Foodporn Medienproduktionen im Restaurant

„Vorsicht, das ist sehr heiß!“ – diesen Warnhinweis kann sich das Servicepersonal heute in den meisten Fällen sparen. Denn vor dem Griff zum Besteck ist ohnehin der zum Smartphone angesagt. Schnell wird die Tischdecke in Form gezupft. Der Tischnachbar hilft mit seinem Handy beim Ausleuchten. Und in Windeseile entsteht ein Fotostudio auf Zeit. Während das Lammfilet langsam auskühlt, wird es fachmännisch in Szene gesetzt: Perspektive etwas steiler, Filter drüber, ab zu Instagram. Und von da an wird alle zwei, drei Bissen gecheckt, wie die Follower reagieren. Denn ob sich ein Restaurantbesuch gelohnt hat, ist für viele Influencer – und solche, die es werden wollen – nicht eine Frage des Geschmacks, sondern der Likes.

Wie ich als Koch den „Foodporn“ in den Sozialen Netzwerken so sehe, werde ich von Gästen tatsächlich öfter mal gefragt. (Besonders von denen, die nicht jeden Gang  fotografisch dokumentieren.) Und ehrlich gesagt, bin ich da hin- und hergerissen. Natürlich sind Instagram-Fotos und Facebook-Posts für Restaurants tolle, kostenlose und vor allem authentische Werbung. Ich freue mich über jeden Gast, der seine Begeisterung für unser Restaurant mit der ganzen (Netz-)Welt teilt; und ich bin durchaus auch ein bisschen stolz, dass es mich inzwischen sogar als Hashtag gibt.

Zugleich finde ich den Gedanken schwierig, dass meine Gerichte rein auf ihr Aussehen reduziert werden.
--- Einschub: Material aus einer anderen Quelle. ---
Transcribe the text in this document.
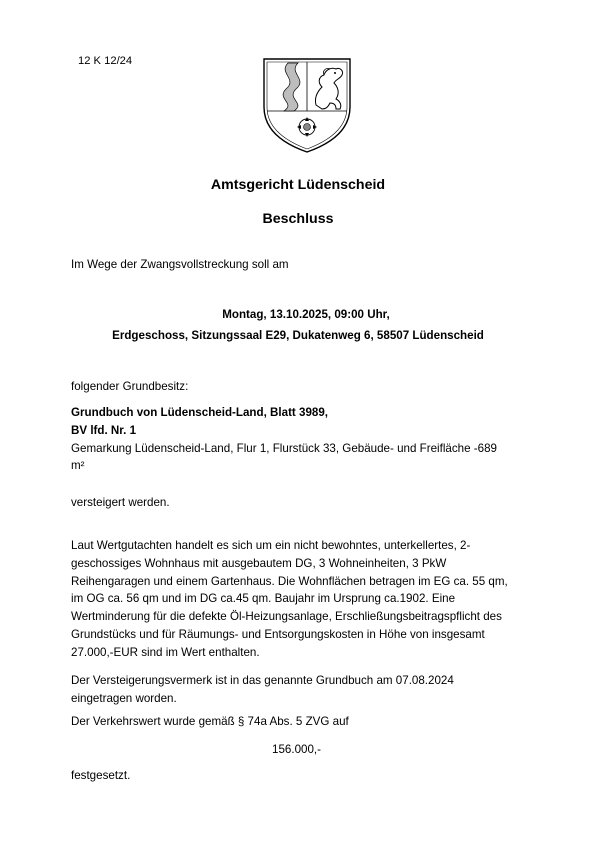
12 K 12/24
Amtsgericht Lüdenscheid
Beschluss
Im Wege der Zwangsvollstreckung soll am
Montag, 13.10.2025, 09:00 Uhr,
Erdgeschoss, Sitzungssaal E29, Dukatenweg 6, 58507 Lüdenscheid
folgender Grundbesitz:
Grundbuch von Lüdenscheid-Land, Blatt 3989,
BV lfd. Nr. 1
Gemarkung Lüdenscheid-Land, Flur 1, Flurstück 33, Gebäude- und Freifläche -689
m²
versteigert werden.
Laut Wertgutachten handelt es sich um ein nicht bewohntes, unterkellertes, 2-
geschossiges Wohnhaus mit ausgebautem DG, 3 Wohneinheiten, 3 PkW
Reihengaragen und einem Gartenhaus. Die Wohnflächen betragen im EG ca. 55 qm,
im OG ca. 56 qm und im DG ca.45 qm. Baujahr im Ursprung ca.1902. Eine
Wertminderung für die defekte Öl-Heizungsanlage, Erschließungsbeitragspflicht des
Grundstücks und für Räumungs- und Entsorgungskosten in Höhe von insgesamt
27.000,-EUR sind im Wert enthalten.
Der Versteigerungsvermerk ist in das genannte Grundbuch am 07.08.2024
eingetragen worden.
Der Verkehrswert wurde gemäß § 74a Abs. 5 ZVG auf
156.000,-
festgesetzt.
Ein guter Koch schafft in erster Linie Genuss für den Gaumen – und erst danach fürs Auge (das isst schließlich nur mit). Dekoration ist niemals Selbstzweck; gute Küche zeichnet sich nicht dadurch aus, Gerichte möglichst Like-fördernd anzurichten, sondern darauf Acht zu geben, dass optische Akzente auch in die kulinarische Komposition passen. Denn auf die Stimmigkeit genau dieser Komposition kommt es in erster Linie an.

Mein ehrlicher Rat an alle Influencer ist daher: Fotografiert, so viel ihr wollt – aber vergesst darüber nicht, wirklich zu genießen. Was heiß serviert wird, sollte nicht kalt gegessen werden; mitunter sind die am wenigsten fotogensten Gerichte die köstlichsten; und manchmal ist es am schönsten, ein Abendessen nur mit wenigen, lieben Menschen zu verbringen als mit seinen 100 Millionen anonymen Followern.